Saturday, September 08, 2012

International Master Max Illingworth

It has been a long while since I did anything chess related. So long, in fact, that even the blogging platform that I use to publish this blog looks completely unfamiliar! I had to take a few moments to find my way around.

However over the last week or so I've been quite completely absorbed in chess, thanks to the Istanbul Olympiad. Rushing home after work to watch the games, re-signing up to Playchess and even reading Australia's numero uno chess forum again (same old, same old threads). It's been great.

While the 2010 edition in Khanty-Mansiysk passed over me, this year's event in Turkey had something special. Well, a few actually. The Aussie teams are filled with young debutantes. Good to see the ACF give some of these young guns a chance. And it looks to have paid off!

Max Illingworth is now an international master. I think those of us who have known this kid (I still think of him as a kid) for a long time will feel quite happy about this. Well done Max. I'm so happy about that, I thought it deserved a post. He can play with style, too. Check out his round 4 finish.

And a hat tip to ever intelligent and well-informed fellas over at Chesschat for bringing me this news.

Speaking of news, I do have a disappointment. The so-called "chess media", and we all know who they are (hint: bloody Europeans) are as dull as ever. They still apparently have not learned that there is far more to chess than who won, lost or drew; or that Kasparov is visiting.
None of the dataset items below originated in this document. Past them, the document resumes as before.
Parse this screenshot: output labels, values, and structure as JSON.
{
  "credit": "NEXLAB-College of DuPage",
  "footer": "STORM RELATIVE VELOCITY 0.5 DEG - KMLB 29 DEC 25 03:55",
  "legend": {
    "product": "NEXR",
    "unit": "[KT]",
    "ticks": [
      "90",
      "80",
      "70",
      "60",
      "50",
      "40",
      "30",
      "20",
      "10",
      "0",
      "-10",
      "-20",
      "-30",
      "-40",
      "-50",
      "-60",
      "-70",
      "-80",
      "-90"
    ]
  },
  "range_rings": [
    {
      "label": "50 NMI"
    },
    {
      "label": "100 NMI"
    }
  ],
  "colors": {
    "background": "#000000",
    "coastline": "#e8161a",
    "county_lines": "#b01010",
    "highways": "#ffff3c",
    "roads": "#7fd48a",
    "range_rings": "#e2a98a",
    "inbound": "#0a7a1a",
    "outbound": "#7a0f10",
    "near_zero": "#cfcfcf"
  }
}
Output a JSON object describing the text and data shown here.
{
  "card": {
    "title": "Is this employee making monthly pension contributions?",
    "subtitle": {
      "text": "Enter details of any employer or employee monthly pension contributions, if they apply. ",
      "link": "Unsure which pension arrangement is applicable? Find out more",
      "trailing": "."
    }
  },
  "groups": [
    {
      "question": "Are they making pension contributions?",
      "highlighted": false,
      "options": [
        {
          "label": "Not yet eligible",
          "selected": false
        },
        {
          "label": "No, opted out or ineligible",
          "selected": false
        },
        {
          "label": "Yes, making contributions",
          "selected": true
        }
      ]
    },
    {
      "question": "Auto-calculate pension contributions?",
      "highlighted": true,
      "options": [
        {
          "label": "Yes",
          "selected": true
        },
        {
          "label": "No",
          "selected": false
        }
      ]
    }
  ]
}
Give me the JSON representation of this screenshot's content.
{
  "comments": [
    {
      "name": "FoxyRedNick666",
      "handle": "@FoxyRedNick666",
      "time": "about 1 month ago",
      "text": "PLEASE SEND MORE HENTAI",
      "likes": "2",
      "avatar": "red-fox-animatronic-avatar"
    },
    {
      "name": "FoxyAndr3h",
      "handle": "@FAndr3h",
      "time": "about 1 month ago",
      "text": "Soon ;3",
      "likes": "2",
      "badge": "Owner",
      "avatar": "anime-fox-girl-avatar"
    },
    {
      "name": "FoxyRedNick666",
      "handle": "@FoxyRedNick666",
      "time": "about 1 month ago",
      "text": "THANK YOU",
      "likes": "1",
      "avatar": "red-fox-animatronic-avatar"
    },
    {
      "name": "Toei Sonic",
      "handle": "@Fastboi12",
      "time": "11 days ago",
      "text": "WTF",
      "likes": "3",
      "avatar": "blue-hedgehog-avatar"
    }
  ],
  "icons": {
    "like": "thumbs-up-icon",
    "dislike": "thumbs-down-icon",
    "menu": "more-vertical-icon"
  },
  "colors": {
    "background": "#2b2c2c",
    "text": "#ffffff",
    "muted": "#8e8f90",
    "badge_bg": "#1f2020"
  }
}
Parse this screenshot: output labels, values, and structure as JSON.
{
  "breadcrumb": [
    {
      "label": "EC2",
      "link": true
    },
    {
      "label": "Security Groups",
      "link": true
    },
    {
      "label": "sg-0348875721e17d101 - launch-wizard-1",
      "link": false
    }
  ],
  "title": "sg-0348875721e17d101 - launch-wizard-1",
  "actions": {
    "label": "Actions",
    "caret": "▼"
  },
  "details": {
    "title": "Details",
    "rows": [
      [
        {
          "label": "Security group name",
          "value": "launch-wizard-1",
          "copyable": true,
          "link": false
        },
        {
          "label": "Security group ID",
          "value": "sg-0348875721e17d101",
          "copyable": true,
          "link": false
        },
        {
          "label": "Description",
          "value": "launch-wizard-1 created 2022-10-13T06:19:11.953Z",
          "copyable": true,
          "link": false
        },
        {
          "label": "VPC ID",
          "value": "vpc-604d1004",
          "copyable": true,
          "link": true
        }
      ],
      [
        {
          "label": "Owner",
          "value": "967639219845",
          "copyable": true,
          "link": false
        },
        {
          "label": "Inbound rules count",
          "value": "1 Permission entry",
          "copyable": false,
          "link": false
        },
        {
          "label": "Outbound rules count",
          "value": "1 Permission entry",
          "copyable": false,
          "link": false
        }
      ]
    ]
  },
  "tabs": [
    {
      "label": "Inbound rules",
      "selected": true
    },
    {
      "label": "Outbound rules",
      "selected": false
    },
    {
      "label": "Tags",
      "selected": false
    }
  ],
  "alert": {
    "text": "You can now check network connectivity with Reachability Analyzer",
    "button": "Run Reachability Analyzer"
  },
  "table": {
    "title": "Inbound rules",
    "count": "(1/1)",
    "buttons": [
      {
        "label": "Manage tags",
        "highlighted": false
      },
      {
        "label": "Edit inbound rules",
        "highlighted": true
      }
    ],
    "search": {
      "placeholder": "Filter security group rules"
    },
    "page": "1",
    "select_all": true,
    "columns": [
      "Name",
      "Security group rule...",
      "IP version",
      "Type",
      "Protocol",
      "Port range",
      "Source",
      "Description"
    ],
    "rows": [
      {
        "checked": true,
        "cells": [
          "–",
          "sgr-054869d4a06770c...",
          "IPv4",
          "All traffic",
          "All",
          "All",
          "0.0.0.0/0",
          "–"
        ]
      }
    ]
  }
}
And that's if they can even be bothered to be timely with their so-called reports.

 Sayonara.

1 comment:

Hebden Bridge said...

I agree with your assessment of the news sites which is why we did things differently at the Fantasy Chess Olympiad. Our Olympic Diarist was Rupert Jones of Papua New Guinea and we spent plenty of time covering the lower reaches of the Olympiad via him. Shame you missed out on the contest at www.fantasychessteam.com. I think you'd have had fun! (And by the way me and my partner in crime are European so we don't all feel the same way about the top boards and Kasparov!)